Em vários aspectos, as décadas de 2020 e 1920 têm mais em comum do que se imagina. São tempos confusos e inquietantes para a política e a democracia, marcados pelo avanço constante de posições radicais e populistas, que viam a democracia liberal como um estorvo. Na década de 1920, ainda não se sabia, mas o radicalismo antidemocrático não estava a passeio. Já na década de 2020, estamos usando justamente o que sabemos do século passado para tentar esconjurar a sua repetição, embora as reiteradas vitórias de extremistas e radicais possam indicar que esta é a nova normalidade da política.

E, assim como nos anos 1920 soou o alerta de que a comunicação de massa era chave para pretensões extremistas, na década de 2020 não estamos menos inquietos quanto ao papel da comunicação política digital nesta nova era de intolerância. No século passado, o uso subsequente da comunicação na consolidação dos movimentos nazifascistas nos anos 1920 e 1930, além de sua aplicação em larga escala durante a Segunda Guerra, confirmaram os piores temores sobre o impacto da comunicação na mobilização de pessoas, manipulação de consciências, formação de representações da realidade e dos valores pelos quais orientar a vida intelectual e moral.

Na ilustração, um cigarro Havana acesso dos dois lado, com bastante fumaça e cinzas da cada lado. Está apoiado num cinzeiro de cristal, com as bandeiras da Venezuela e do Brasil pintadas na base transparente. Na lateral do cinzeiro, está gravada a palavra “democracia” toda em caixa alta. O fundo da ilustração é branco.
Ilustração de Ariel Severino para coluna de Wilson Gomes de 13 de agosto de 2024 - Ariel Severino/Folhapress

Desde metade da década de 2010, após uma longa primavera democrática, entramos diretamente em um inverno onde se disputa, palmo a palmo, nos ambientes digitais e nas novas ecologias midiáticas, os afetos e as convicções dos nossos contemporâneos sobre se valores como pluralismo, tolerância, diálogo, negociação de interesses e interdição do ódio ainda devem sustentar o nosso contrato social. Não sabemos ao certo o que os próximos anos nos reservam nem se as sociedades continuarão a alimentar o lobo autocrático ou darão voz aos seus instintos democráticos, mas é certo que a comunicação continuará no centro dessa disputa.

Por isso, não podemos vacilar quando o assunto é democracia. Eleitores têm aberto mão de aspectos fundamentais desse regime ou de candidatos com perfil democrático em nome de causas desproporcionais, como se livrar da invasão de estrangeiros, acabar com a corrupção política ou mandar o PT para o quinto dos infernos.
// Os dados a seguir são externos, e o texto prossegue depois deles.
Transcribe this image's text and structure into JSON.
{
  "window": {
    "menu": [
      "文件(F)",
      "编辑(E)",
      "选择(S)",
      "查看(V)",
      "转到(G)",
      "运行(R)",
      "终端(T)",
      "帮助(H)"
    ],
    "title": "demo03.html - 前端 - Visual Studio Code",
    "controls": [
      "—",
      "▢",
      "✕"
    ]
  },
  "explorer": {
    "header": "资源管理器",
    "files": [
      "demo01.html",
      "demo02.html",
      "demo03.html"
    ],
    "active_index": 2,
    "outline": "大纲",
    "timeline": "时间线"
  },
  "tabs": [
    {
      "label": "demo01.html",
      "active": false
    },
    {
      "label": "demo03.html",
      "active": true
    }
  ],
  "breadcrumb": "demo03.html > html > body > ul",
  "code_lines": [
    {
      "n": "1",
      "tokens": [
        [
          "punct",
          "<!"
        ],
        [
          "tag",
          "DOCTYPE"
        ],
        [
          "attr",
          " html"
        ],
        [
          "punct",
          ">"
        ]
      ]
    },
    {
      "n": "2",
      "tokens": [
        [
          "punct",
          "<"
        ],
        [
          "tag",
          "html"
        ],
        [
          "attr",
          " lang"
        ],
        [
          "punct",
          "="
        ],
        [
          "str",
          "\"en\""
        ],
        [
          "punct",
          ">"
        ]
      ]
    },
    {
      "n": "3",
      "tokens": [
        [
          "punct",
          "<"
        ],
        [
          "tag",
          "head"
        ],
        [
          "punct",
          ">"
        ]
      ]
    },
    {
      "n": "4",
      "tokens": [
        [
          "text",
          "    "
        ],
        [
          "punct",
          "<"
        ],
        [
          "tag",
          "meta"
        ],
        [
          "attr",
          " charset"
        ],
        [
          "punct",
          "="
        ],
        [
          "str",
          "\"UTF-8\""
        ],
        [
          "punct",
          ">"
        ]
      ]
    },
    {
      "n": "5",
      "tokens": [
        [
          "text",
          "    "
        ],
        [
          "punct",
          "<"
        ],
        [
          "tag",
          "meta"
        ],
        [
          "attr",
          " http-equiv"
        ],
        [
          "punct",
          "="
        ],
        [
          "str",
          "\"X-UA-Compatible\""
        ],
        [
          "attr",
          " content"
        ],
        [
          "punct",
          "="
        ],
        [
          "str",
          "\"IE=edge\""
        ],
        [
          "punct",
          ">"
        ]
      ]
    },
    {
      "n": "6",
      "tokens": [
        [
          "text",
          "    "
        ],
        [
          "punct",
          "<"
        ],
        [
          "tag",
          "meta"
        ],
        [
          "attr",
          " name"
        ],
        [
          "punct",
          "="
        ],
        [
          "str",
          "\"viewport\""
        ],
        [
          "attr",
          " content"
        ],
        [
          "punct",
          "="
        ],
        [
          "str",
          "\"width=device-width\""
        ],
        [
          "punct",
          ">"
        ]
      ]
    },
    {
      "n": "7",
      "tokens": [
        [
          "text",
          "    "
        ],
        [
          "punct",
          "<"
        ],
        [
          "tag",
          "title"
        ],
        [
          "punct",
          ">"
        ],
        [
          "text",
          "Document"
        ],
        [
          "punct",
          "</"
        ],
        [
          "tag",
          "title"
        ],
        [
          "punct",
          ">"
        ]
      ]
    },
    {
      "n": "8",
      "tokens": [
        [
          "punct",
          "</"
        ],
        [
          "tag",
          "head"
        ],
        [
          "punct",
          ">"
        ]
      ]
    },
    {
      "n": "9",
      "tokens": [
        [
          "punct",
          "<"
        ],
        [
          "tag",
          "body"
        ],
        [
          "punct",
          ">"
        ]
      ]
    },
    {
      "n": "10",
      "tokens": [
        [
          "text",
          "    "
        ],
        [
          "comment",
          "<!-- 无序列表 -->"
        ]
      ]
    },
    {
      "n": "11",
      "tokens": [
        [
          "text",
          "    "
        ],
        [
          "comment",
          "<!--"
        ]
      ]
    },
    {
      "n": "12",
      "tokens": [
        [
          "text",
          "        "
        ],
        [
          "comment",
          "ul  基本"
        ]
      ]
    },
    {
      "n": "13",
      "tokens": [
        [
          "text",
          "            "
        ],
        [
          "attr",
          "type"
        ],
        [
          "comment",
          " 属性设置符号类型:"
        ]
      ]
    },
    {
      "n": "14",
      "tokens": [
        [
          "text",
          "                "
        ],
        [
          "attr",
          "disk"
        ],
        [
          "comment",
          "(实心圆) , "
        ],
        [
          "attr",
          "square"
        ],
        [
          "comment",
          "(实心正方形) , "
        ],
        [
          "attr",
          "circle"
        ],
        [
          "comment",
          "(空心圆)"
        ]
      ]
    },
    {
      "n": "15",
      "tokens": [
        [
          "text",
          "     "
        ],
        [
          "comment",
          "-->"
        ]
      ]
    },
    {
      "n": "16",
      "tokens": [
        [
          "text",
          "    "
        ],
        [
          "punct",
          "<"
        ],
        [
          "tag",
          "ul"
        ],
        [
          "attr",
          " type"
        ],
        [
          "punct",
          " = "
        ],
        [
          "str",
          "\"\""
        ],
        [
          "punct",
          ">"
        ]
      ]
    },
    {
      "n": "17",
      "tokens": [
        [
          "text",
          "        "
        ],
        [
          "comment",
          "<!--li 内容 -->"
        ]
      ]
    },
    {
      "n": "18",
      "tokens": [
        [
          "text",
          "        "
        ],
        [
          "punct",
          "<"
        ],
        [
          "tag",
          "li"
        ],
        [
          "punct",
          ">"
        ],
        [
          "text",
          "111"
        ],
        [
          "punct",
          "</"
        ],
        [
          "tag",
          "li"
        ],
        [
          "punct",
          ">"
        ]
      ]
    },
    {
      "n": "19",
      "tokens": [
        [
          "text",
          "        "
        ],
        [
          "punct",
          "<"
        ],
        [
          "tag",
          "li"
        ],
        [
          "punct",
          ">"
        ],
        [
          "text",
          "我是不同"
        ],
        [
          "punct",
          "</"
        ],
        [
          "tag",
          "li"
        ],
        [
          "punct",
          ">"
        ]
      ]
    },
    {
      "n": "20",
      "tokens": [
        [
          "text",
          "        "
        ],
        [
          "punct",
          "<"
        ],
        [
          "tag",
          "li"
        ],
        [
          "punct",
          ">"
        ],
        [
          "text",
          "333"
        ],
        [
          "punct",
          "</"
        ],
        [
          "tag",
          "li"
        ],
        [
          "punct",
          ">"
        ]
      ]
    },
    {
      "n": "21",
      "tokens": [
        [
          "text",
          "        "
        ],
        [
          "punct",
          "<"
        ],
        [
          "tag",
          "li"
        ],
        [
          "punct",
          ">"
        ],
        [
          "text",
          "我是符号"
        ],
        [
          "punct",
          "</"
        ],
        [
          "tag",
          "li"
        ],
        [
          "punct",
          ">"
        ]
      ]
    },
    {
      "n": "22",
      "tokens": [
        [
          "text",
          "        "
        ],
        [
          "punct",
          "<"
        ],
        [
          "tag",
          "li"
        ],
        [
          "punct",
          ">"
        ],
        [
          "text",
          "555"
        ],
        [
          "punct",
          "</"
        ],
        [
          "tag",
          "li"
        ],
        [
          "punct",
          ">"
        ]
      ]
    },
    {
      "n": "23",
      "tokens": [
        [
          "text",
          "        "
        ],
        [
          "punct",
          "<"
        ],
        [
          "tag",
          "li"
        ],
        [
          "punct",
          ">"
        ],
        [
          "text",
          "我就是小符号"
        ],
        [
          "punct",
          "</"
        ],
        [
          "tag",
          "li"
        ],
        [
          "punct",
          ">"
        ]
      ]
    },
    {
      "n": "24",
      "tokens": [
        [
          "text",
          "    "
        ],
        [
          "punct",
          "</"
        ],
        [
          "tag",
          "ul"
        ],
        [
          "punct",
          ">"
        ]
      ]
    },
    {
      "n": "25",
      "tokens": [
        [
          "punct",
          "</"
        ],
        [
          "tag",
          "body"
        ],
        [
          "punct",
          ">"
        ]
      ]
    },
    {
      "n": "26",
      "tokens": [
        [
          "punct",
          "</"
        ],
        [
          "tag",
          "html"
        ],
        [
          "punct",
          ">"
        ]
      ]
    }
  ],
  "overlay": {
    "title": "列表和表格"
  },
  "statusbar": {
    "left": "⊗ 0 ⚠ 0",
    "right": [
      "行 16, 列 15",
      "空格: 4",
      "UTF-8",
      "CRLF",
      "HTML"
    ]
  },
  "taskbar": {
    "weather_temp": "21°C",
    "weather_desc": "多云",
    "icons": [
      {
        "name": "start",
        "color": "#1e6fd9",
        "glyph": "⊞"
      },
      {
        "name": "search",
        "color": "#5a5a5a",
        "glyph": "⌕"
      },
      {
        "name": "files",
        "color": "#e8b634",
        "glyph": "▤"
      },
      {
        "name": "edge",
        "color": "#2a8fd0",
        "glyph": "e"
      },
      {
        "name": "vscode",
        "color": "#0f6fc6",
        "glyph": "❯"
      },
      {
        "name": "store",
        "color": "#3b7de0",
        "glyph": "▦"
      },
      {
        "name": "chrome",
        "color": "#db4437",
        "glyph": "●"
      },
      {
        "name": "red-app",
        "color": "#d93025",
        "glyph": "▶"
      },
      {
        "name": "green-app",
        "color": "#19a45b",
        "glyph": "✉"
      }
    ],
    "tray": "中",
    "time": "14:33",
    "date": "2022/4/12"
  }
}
Lula recebeu uma nova chance de governar o país porque muitos viram nele o único meio de salvar a democracia do bolsonarismo. E ninguém vai perdoá-lo se ele colocar essa imagem a perder para salvar um governo, que não lhe diz respeito e com reputação mundial de autocrata, apenas por um delírio de afinidade ideológica.
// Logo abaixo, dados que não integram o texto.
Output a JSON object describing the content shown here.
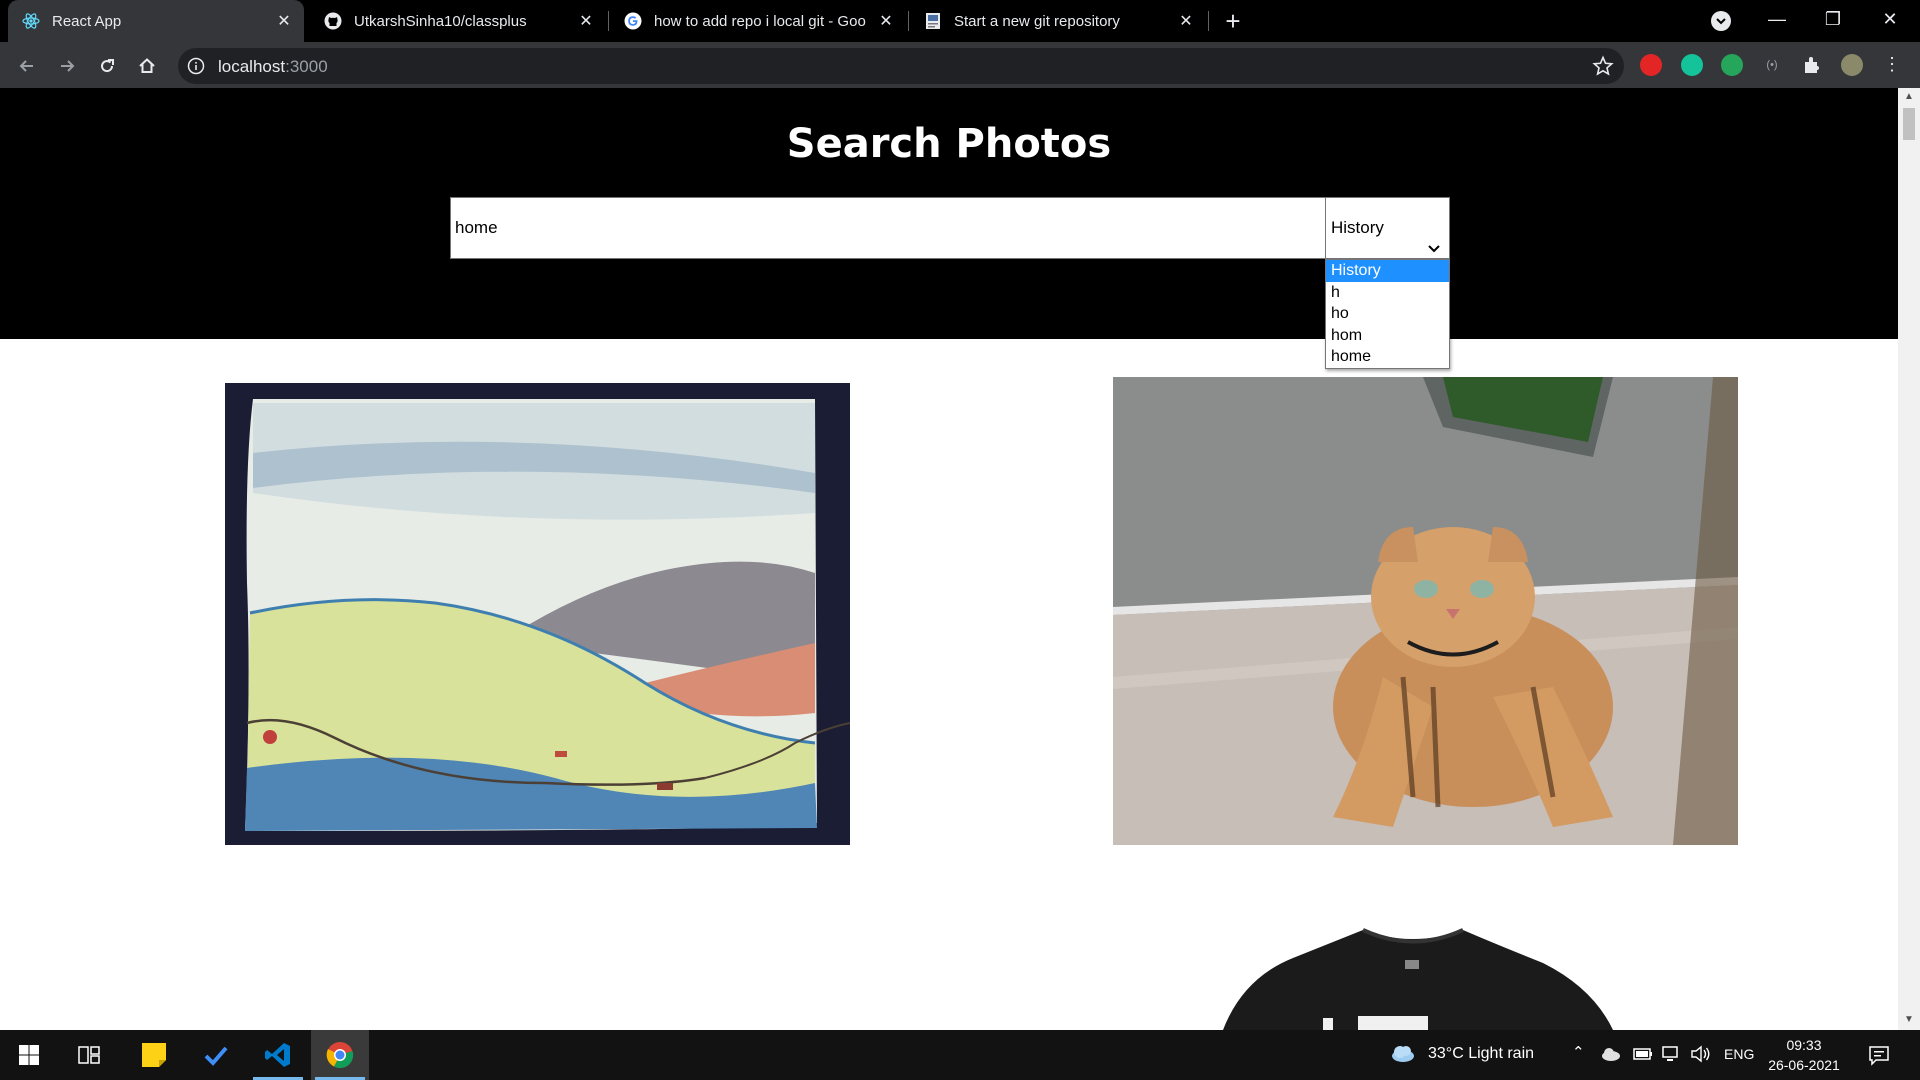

Quando um arranjo suspeitíssimo de forças políticas tomou o mandato da presidente petista recém-eleita, usando os subterfúgios que estavam à mão, o PT correu a pedir apoio àqueles que não tinham particular apreço por Dilma Rousseff, mas consideravam que a soberania popular manifestada nas urnas deveria ser respeitada. Além disso, o PT nunca foi tão democrata quanto quando bradava que "impeachment sem crime de responsabilidade é golpe" e que as urnas eram sacrossantas. E passou os quatro desesperados anos do bolsonarismo rugindo em defesa da democracia, e ainda mais durante a intentona de 8 de janeiro.

Naqueles momentos, ninguém dizia que o socialismo era mais importante que a "desprezível democracia burguesa" ou que democracia com desigualdade social não era democracia. Como é que, quando se trata da Venezuela, eleições livres, justas limpas podem ser ignoradas?

Lula e o PT precisam se decidir de uma vez por todas: ou a democracia importa —em qualquer lugar do mundo— ou o que realmente lhes interessa é que o poder político esteja nas mãos certas. Essa decisão pode representar a desmoralização definitiva de todas as suas pretensões de fiadores da democracia a qualquer preço.

Pois quem apoia os absurdos arranjos da Venezuela não há de ter qualquer moral para gritar "golpe" quando seu candidato é impedido de concorrer, quando tomam o mandato de sua presidente ou quando um caudilho incita a massa para impedir que o presidente eleito seja diplomado.